Multimodal Video Search by Examples


Summary

How to effectively and efficiently search for content from large video archives such as BBC TV programmes is a significant challenge. Search is typically done via keyword queries using pre-defined metadata such as titles, tags and viewer's notes.

However, it is difficult to use keywords to search for specific moments in a video where a particular speaker talks about a specific topic at a particular location. Video search by examples is a desirable approach for this scenario as it allows search for content by one or more examples of the interested content without having to specify interest in keyword. However, video search by examples is notoriously challenging, and its performance is still poor.

To improve search performance, multiple modalities should be considered – image, sound, voice and text, as each modality provides a separate search cue so multiple cues should identify more relevant content.

This is multimodal video search by examples (MVSE). In this project we will study efficient, effective, scalable and robust MVSE where video archives are large, historical and dynamic; and the modalities are person (face or voice), context, and topic. The aim is to develop a framework for MVSE and validate it through the development of a prototype search tool.

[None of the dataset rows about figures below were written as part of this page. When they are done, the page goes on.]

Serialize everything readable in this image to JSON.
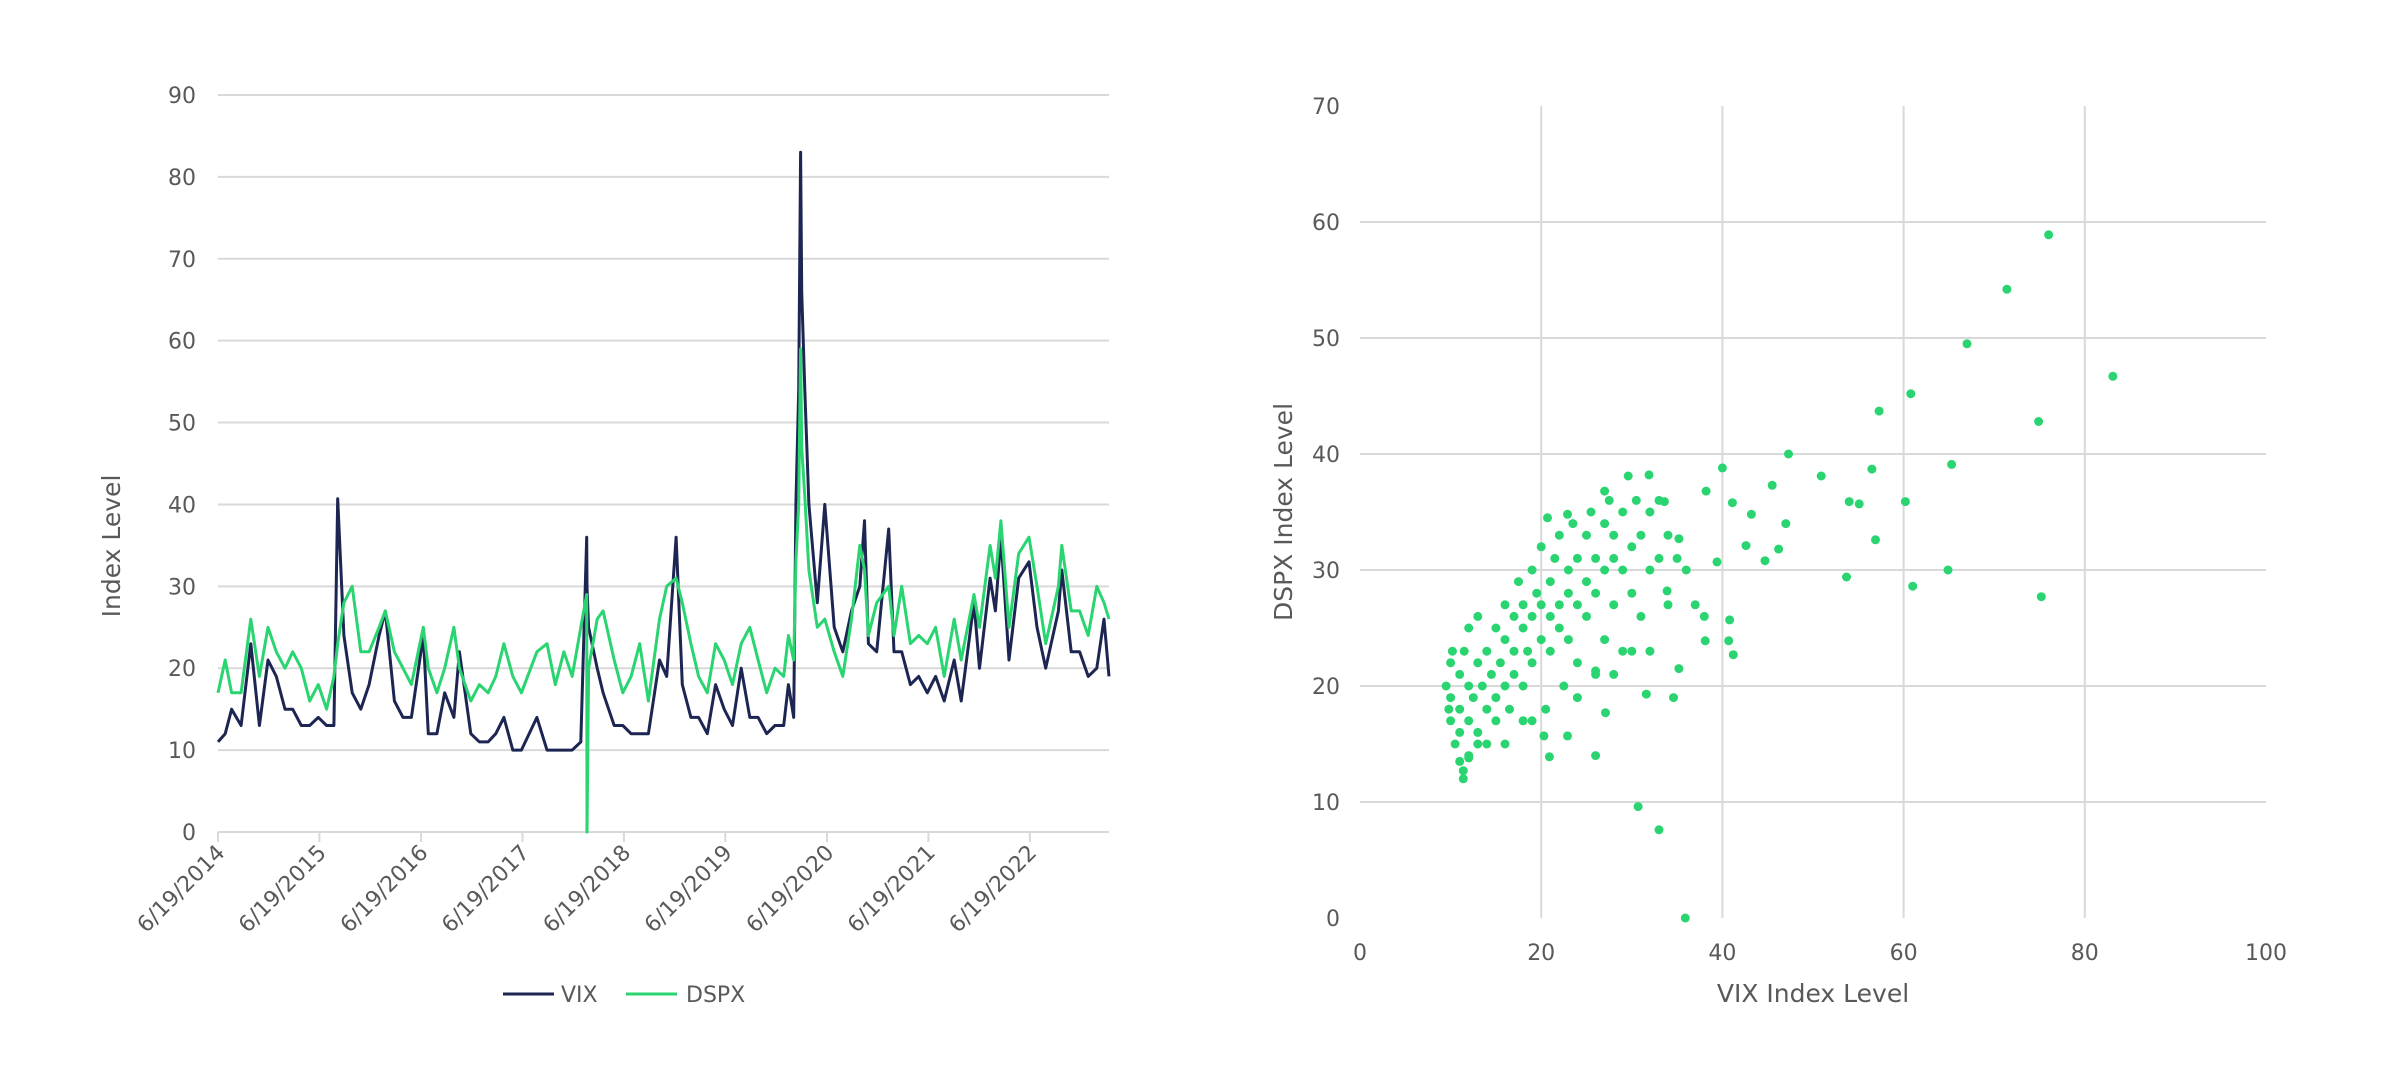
{
  "colors": {
    "vix": "#1d2652",
    "dspx": "#2ad571",
    "grid": "#d9d9d9",
    "text": "#595959"
  },
  "chart_data": [
    {
      "type": "line",
      "ylabel": "Index Level",
      "xlabel": "",
      "ylim": [
        0,
        90
      ],
      "yticks": [
        0,
        10,
        20,
        30,
        40,
        50,
        60,
        70,
        80,
        90
      ],
      "xlim": [
        "2014-06-19",
        "2023-03-31"
      ],
      "xtick_labels": [
        "6/19/2014",
        "6/19/2015",
        "6/19/2016",
        "6/19/2017",
        "6/19/2018",
        "6/19/2019",
        "6/19/2020",
        "6/19/2021",
        "6/19/2022"
      ],
      "xtick_dates": [
        "2014-06-19",
        "2015-06-19",
        "2016-06-19",
        "2017-06-19",
        "2018-06-19",
        "2019-06-19",
        "2020-06-19",
        "2021-06-19",
        "2022-06-19"
      ],
      "grid": "horizontal",
      "legend_position": "bottom",
      "x": [
        "2014-06-19",
        "2014-07-15",
        "2014-08-07",
        "2014-09-10",
        "2014-10-15",
        "2014-11-15",
        "2014-12-16",
        "2015-01-15",
        "2015-02-15",
        "2015-03-15",
        "2015-04-15",
        "2015-05-15",
        "2015-06-15",
        "2015-07-15",
        "2015-08-10",
        "2015-08-24",
        "2015-09-15",
        "2015-10-15",
        "2015-11-15",
        "2015-12-15",
        "2016-01-20",
        "2016-02-11",
        "2016-03-15",
        "2016-04-15",
        "2016-05-15",
        "2016-06-27",
        "2016-07-15",
        "2016-08-15",
        "2016-09-12",
        "2016-10-15",
        "2016-11-04",
        "2016-12-15",
        "2017-01-15",
        "2017-02-15",
        "2017-03-15",
        "2017-04-13",
        "2017-05-15",
        "2017-06-15",
        "2017-08-10",
        "2017-09-15",
        "2017-10-15",
        "2017-11-15",
        "2017-12-15",
        "2018-01-15",
        "2018-02-05",
        "2018-02-06",
        "2018-02-12",
        "2018-03-15",
        "2018-04-05",
        "2018-05-15",
        "2018-06-15",
        "2018-07-15",
        "2018-08-15",
        "2018-09-15",
        "2018-10-25",
        "2018-11-20",
        "2018-12-24",
        "2019-01-15",
        "2019-02-15",
        "2019-03-15",
        "2019-04-15",
        "2019-05-15",
        "2019-06-15",
        "2019-07-15",
        "2019-08-15",
        "2019-09-15",
        "2019-10-15",
        "2019-11-15",
        "2019-12-15",
        "2020-01-15",
        "2020-02-01",
        "2020-02-20",
        "2020-02-28",
        "2020-03-09",
        "2020-03-16",
        "2020-03-20",
        "2020-03-31",
        "2020-04-15",
        "2020-05-15",
        "2020-06-11",
        "2020-07-15",
        "2020-08-15",
        "2020-09-15",
        "2020-10-15",
        "2020-11-01",
        "2020-11-15",
        "2020-12-15",
        "2021-01-27",
        "2021-02-15",
        "2021-03-15",
        "2021-04-15",
        "2021-05-15",
        "2021-06-15",
        "2021-07-15",
        "2021-08-15",
        "2021-09-20",
        "2021-10-15",
        "2021-11-30",
        "2021-12-20",
        "2022-01-27",
        "2022-02-15",
        "2022-03-07",
        "2022-04-05",
        "2022-05-10",
        "2022-06-16",
        "2022-07-15",
        "2022-08-15",
        "2022-09-30",
        "2022-10-12",
        "2022-11-15",
        "2022-12-15",
        "2023-01-15",
        "2023-02-15",
        "2023-03-13",
        "2023-03-31"
      ],
      "series": [
        {
          "name": "VIX",
          "color": "#1d2652",
          "values": [
            11,
            12,
            15,
            13,
            23,
            13,
            21,
            19,
            15,
            15,
            13,
            13,
            14,
            13,
            13,
            40.7,
            24,
            17,
            15,
            18,
            24,
            27,
            16,
            14,
            14,
            24,
            12,
            12,
            17,
            14,
            22,
            12,
            11,
            11,
            12,
            14,
            10,
            10,
            14,
            10,
            10,
            10,
            10,
            11,
            36,
            30,
            25,
            20,
            17,
            13,
            13,
            12,
            12,
            12,
            21,
            19,
            36,
            18,
            14,
            14,
            12,
            18,
            15,
            13,
            20,
            14,
            14,
            12,
            13,
            13,
            18,
            14,
            40,
            54,
            83,
            66,
            54,
            40,
            28,
            40,
            25,
            22,
            27,
            30,
            38,
            23,
            22,
            37,
            22,
            22,
            18,
            19,
            17,
            19,
            16,
            21,
            16,
            28,
            20,
            31,
            27,
            36,
            21,
            31,
            33,
            25,
            20,
            27,
            32,
            22,
            22,
            19,
            20,
            26,
            19
          ]
        },
        {
          "name": "DSPX",
          "color": "#2ad571",
          "values": [
            17,
            21,
            17,
            17,
            26,
            19,
            25,
            22,
            20,
            22,
            20,
            16,
            18,
            15,
            19,
            23,
            28,
            30,
            22,
            22,
            25,
            27,
            22,
            20,
            18,
            25,
            20,
            17,
            20,
            25,
            20,
            16,
            18,
            17,
            19,
            23,
            19,
            17,
            22,
            23,
            18,
            22,
            19,
            25,
            29,
            0,
            20,
            26,
            27,
            21,
            17,
            19,
            23,
            16,
            26,
            30,
            31,
            28,
            23,
            19,
            17,
            23,
            21,
            18,
            23,
            25,
            21,
            17,
            20,
            19,
            24,
            21,
            33,
            40,
            59,
            47,
            41,
            32,
            25,
            26,
            22,
            19,
            26,
            35,
            32,
            24,
            28,
            30,
            24,
            30,
            23,
            24,
            23,
            25,
            19,
            26,
            21,
            29,
            25,
            35,
            31,
            38,
            25,
            34,
            36,
            30,
            23,
            30,
            35,
            27,
            27,
            24,
            30,
            28,
            26
          ]
        }
      ]
    },
    {
      "type": "scatter",
      "xlabel": "VIX Index Level",
      "ylabel": "DSPX Index Level",
      "xlim": [
        0,
        100
      ],
      "ylim": [
        0,
        70
      ],
      "xticks": [
        0,
        20,
        40,
        60,
        80,
        100
      ],
      "yticks": [
        0,
        10,
        20,
        30,
        40,
        50,
        60,
        70
      ],
      "grid": "both",
      "color": "#2ad571",
      "points": [
        [
          76.0,
          58.9
        ],
        [
          71.4,
          54.2
        ],
        [
          67.0,
          49.5
        ],
        [
          83.1,
          46.7
        ],
        [
          60.8,
          45.2
        ],
        [
          57.3,
          43.7
        ],
        [
          74.9,
          42.8
        ],
        [
          47.3,
          40.0
        ],
        [
          65.3,
          39.1
        ],
        [
          40.0,
          38.8
        ],
        [
          50.9,
          38.1
        ],
        [
          56.5,
          38.7
        ],
        [
          45.5,
          37.3
        ],
        [
          38.2,
          36.8
        ],
        [
          54.0,
          35.9
        ],
        [
          55.1,
          35.7
        ],
        [
          60.2,
          35.9
        ],
        [
          41.1,
          35.8
        ],
        [
          43.2,
          34.8
        ],
        [
          47.0,
          34.0
        ],
        [
          56.9,
          32.6
        ],
        [
          42.6,
          32.1
        ],
        [
          46.2,
          31.8
        ],
        [
          44.7,
          30.8
        ],
        [
          39.4,
          30.7
        ],
        [
          64.9,
          30.0
        ],
        [
          53.7,
          29.4
        ],
        [
          61.0,
          28.6
        ],
        [
          75.2,
          27.7
        ],
        [
          40.8,
          25.7
        ],
        [
          40.7,
          23.9
        ],
        [
          41.2,
          22.7
        ],
        [
          38.1,
          23.9
        ],
        [
          30.7,
          9.6
        ],
        [
          33.0,
          7.6
        ],
        [
          35.9,
          0.0
        ],
        [
          35.2,
          21.5
        ],
        [
          34.6,
          19.0
        ],
        [
          31.6,
          19.3
        ],
        [
          26.0,
          14.0
        ],
        [
          20.9,
          13.9
        ],
        [
          11.4,
          12.0
        ],
        [
          11.4,
          12.7
        ],
        [
          29.6,
          38.1
        ],
        [
          31.9,
          38.2
        ],
        [
          33.6,
          35.9
        ],
        [
          27.0,
          36.8
        ],
        [
          20.7,
          34.5
        ],
        [
          22.9,
          34.8
        ],
        [
          35.2,
          32.7
        ],
        [
          33.9,
          28.2
        ],
        [
          27.1,
          17.7
        ],
        [
          22.9,
          15.7
        ],
        [
          20.3,
          15.7
        ],
        [
          10,
          22
        ],
        [
          10,
          19
        ],
        [
          10,
          17
        ],
        [
          10.5,
          15
        ],
        [
          11,
          21
        ],
        [
          11,
          18
        ],
        [
          11,
          16
        ],
        [
          11.5,
          23
        ],
        [
          12,
          20
        ],
        [
          12,
          17
        ],
        [
          12,
          14
        ],
        [
          12,
          25
        ],
        [
          12.5,
          19
        ],
        [
          13,
          22
        ],
        [
          13,
          16
        ],
        [
          13,
          26
        ],
        [
          13.5,
          20
        ],
        [
          14,
          18
        ],
        [
          14,
          23
        ],
        [
          14,
          15
        ],
        [
          14.5,
          21
        ],
        [
          15,
          25
        ],
        [
          15,
          19
        ],
        [
          15,
          17
        ],
        [
          15.5,
          22
        ],
        [
          16,
          20
        ],
        [
          16,
          27
        ],
        [
          16,
          24
        ],
        [
          16.5,
          18
        ],
        [
          17,
          23
        ],
        [
          17,
          26
        ],
        [
          17,
          21
        ],
        [
          17.5,
          29
        ],
        [
          18,
          25
        ],
        [
          18,
          20
        ],
        [
          18,
          27
        ],
        [
          18.5,
          23
        ],
        [
          19,
          30
        ],
        [
          19,
          22
        ],
        [
          19,
          26
        ],
        [
          19.5,
          28
        ],
        [
          20,
          32
        ],
        [
          20,
          24
        ],
        [
          20,
          27
        ],
        [
          20.5,
          18
        ],
        [
          21,
          29
        ],
        [
          21,
          26
        ],
        [
          21,
          23
        ],
        [
          21.5,
          31
        ],
        [
          22,
          27
        ],
        [
          22,
          25
        ],
        [
          22,
          33
        ],
        [
          22.5,
          20
        ],
        [
          23,
          28
        ],
        [
          23,
          30
        ],
        [
          23,
          24
        ],
        [
          23.5,
          34
        ],
        [
          24,
          27
        ],
        [
          24,
          31
        ],
        [
          24,
          22
        ],
        [
          25,
          29
        ],
        [
          25,
          33
        ],
        [
          25,
          26
        ],
        [
          25.5,
          35
        ],
        [
          26,
          28
        ],
        [
          26,
          31
        ],
        [
          26,
          21
        ],
        [
          27,
          30
        ],
        [
          27,
          34
        ],
        [
          27,
          24
        ],
        [
          27.5,
          36
        ],
        [
          28,
          31
        ],
        [
          28,
          27
        ],
        [
          28,
          33
        ],
        [
          29,
          35
        ],
        [
          29,
          30
        ],
        [
          29,
          23
        ],
        [
          30,
          32
        ],
        [
          30,
          28
        ],
        [
          30.5,
          36
        ],
        [
          31,
          33
        ],
        [
          31,
          26
        ],
        [
          32,
          35
        ],
        [
          32,
          30
        ],
        [
          32,
          23
        ],
        [
          33,
          31
        ],
        [
          33,
          36
        ],
        [
          34,
          27
        ],
        [
          34,
          33
        ],
        [
          35,
          31
        ],
        [
          36,
          30
        ],
        [
          37,
          27
        ],
        [
          38,
          26
        ],
        [
          9.5,
          20
        ],
        [
          9.8,
          18
        ],
        [
          10.2,
          23
        ],
        [
          11,
          13.5
        ],
        [
          12,
          13.8
        ],
        [
          13,
          15
        ],
        [
          16,
          15
        ],
        [
          18,
          17
        ],
        [
          19,
          17
        ],
        [
          24,
          19
        ],
        [
          26,
          21.3
        ],
        [
          28,
          21
        ],
        [
          30,
          23
        ]
      ]
    }
  ]
}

Such a search tool will be useful for organisations such as the BBC and British Library, who maintain large collections of video archives and want to provide a search tool for their own staff as well as for the public.

It will also be useful for companies such as Youtube who host videos from the public and want to enable video search by examples. We will address key challenges in video segmentation, content representation, hashing, ranking and fusion.


Objectives

The aim of this research project is to create a general framework for multimodal video search by examples (MVSE) so that video archives can be searched by examples of any content; and to build a prototype MVSE tool that is efficient, effective, scalable and extensible, in order to demonstrate the framework.

This project will benefit public and private organisations such as the BBC who maintain large collections of video archives, and want to use the MVSE tool for their own staff, as well as enabling public access to these archives. The project will also benefit other organisations who collect large quantities of audio-visual material and want to develop their own search tools using the framework developed by this project.

Measurable objectives are the following:

  1. To develop state-of-the-art methods for content-based video segmentation in order to index the video by content at the right time and for the right duration. This will support achieving the aim of search by examples of any content. This will be assessed based on evaluation feedback from the BBC on the prototype search tool.
  2. To develop state-of-the-art methods for multimodal, variation (age, lighting, pose and quality) invariant content representation. This will ensure the prototype search tool is effective and, in particular, can deal with historical archives that have lots of variations. This will be assessed by advancing the state-of-the-art in each of the modalities, as well as contributions to the performance of the prototype search tool.
  3. To develop state-of-the-art methods for content ranking based on hash codes and feature vectors for effective video search. This will enable the prototype search tool to handle uncertainty due to accuracy with segmentation and representation. This will be assessed by effectiveness improvements over existing approaches, and contributions to the prototype.
  4. To develop state-of-the-art methods for incremental content hashing in order to allow the tool to efficiently handle dynamic archives, large or small. This will occur as the prototype tool will be built in versions on increasingly complex data, as well as in an incremental manner as more videos are made available by the BBC.
  5. To establish a network of researchers and practitioners in the area of example-based multimedia retrieval. The Challenge Arena, part of the annual workshop, will provide an opportunity to develop shared tasks, in collaboration with the BBC, with objectives directly linked to the aim of this project. It will also provide an opportunity for individuals and organisations external to the project to benchmark against the MVSE tool, to challenge it, or to try it to meet their search needs.

Impact

The project’s objective is to provide scalable next-generation ‘search by example’ functionality across national video archives. The project will develop beyond the state of the art in video segmentation, content representation/matching/ranking functionality and these outputs are intended to provide positive, disruptive impact in multimedia search capability across the media industry nationally and internationally.

The beneficiaries of this project’s outputs will include academics, journalists, broadcasters, TV viewers, multimedia companies and organisations hosting and managing large video or multimedia repositories.

Journalists and broadcasters will directly benefit by time efficiency savings and the rapid discovery of relevant content when using this new technology. This will in turn provide better, more relevant and more enriched TV programming in less time thus having economic savings.

This will have a benefit to TV viewers who will enjoy more relevant TV programmes by the effective repurposing of content within big media archives. As a key partner, the immediate beneficiary will be the BBC who will likely adopt and integrate the new technology within their workflows to improve the discovery of media content when producing TV programmes.

However, the technologies developed are transferable to other broadcasters and indeed major online companies such as Youtube who rely on semantically enriched search technologies.

Academics will benefit by the dissemination and inspiration of the project’s new research findings and search technologies for rapidly discovering relevant video/multimedia content based on new intelligent algorithms.

The pathways to impact document provides an outline of a series of activities including co-creation workshops and licensing to increase the likelihood of research impact and adoption of the novel, disruptive technologies produced in this project.